Le Pen fails to form new political group in European Parliament
National Front leader unable to get necessary support from seven EU countries
French National Front leader Marine Le Pen and Dutch Freedom Party leader Geert Wilders. Photograph: Reuters/Francois Lenoir
National Front leader Marine Le Pen has failed in her bid to form a political group in the European Parliament, having been unable to gain the requisite support of MEPs from seven EU countries.
Ms Le Pen, who had teamed up with Geert Wilders’s Dutch Freedom Party and three other right-wing parties, was unable to secure the support of two more parties over the past four weeks, leaving the National Front without access to funds from the European parliamentary budget and additional speaking time.
Newly-elected MEPs had a deadline of midnight last night to form political groups ahead of next week’s plenary session in Strasbourg.
A minimum of 25 MEPs from at least seven EU countries is needed to form a political group in the parliament.
Meanwhile, boosted by the defection of Irish MEP Brian Crowley from the liberal group, ALDE, the Tory-led Conservative and Reformists group (ECR) is expected to become the third largest political group in the parliament, overtaking ALDE.

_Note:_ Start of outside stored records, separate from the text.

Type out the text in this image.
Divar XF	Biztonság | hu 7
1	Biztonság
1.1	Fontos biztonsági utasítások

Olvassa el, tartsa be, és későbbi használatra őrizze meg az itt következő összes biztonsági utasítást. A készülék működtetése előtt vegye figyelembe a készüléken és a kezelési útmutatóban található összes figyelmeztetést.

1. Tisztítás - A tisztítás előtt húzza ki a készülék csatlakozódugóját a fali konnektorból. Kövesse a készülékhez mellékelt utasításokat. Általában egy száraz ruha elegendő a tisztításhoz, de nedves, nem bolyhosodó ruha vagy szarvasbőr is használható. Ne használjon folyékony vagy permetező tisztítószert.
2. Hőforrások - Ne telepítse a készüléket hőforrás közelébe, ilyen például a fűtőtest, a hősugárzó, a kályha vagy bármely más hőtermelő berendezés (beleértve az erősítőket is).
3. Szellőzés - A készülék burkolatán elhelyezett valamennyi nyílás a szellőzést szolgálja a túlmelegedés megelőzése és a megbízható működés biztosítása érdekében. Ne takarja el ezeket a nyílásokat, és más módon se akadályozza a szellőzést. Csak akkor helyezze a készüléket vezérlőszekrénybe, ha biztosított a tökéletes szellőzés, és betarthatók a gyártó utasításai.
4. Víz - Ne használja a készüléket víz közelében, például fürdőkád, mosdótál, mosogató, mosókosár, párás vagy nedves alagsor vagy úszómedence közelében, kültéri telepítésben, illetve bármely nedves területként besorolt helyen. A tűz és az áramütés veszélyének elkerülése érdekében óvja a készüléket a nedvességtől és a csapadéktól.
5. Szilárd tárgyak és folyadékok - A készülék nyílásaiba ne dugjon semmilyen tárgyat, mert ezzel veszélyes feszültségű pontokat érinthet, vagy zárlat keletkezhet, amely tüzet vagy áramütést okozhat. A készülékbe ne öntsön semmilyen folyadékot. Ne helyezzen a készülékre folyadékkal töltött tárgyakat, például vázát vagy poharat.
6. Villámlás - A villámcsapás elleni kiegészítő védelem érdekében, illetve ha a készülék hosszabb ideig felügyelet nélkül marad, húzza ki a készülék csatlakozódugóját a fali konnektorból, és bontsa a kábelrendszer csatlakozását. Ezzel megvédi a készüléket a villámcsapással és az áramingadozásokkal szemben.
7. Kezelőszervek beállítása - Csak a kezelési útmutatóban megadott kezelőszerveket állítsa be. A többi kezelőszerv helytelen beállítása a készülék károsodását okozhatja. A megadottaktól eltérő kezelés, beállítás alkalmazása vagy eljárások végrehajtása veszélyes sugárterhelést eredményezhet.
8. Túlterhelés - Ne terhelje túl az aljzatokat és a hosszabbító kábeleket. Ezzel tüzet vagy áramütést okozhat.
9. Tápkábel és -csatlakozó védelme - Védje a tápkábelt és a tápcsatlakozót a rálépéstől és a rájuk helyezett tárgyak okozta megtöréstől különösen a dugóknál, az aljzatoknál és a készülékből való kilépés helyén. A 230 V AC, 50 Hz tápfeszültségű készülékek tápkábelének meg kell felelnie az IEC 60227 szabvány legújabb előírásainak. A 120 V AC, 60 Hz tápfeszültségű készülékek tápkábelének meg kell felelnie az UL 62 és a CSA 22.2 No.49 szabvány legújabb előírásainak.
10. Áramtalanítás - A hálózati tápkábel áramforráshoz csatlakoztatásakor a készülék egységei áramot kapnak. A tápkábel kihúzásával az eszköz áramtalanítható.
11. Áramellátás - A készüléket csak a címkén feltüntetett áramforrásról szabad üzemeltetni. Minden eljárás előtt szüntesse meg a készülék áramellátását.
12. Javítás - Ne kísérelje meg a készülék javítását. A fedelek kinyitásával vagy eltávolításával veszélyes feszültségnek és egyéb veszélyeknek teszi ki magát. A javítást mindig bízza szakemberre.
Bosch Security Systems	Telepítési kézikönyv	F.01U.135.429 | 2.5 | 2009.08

UK Independence Party leader Nigel Farage, who refused to team up with the French National Front party, secured enough backing to form a group of 48 MEPs, which includes representatives of the Italian protest party, Five-Star Movement.
Among the 11 MEPs from the Republic of Ireland, the four Fine Gael MEPs will be part of the European People’s Party (EPP) group in the European Parliament, former Labour Party member Nessa Childers has rejoined the Socialists and Democrats (S&D), while Independent MEP Marian Harkin will be the only Irish MEP in ALDE.
Luke Ming Flanagan has joined the Republic of Ireland’s three Sinn Féin MEPs in the left-wing GUE-NGL group (European United Left and Nordic Green Left) group.
Meanwhile, senior figures from the EPP and S&D groups met in Brussels yesterday for discussions on forming a political majority in the parliament. However, there will be no formal agreement between the two.
The two parties said the EU “must find a solution to the crisis which is not based on the policies of the past”.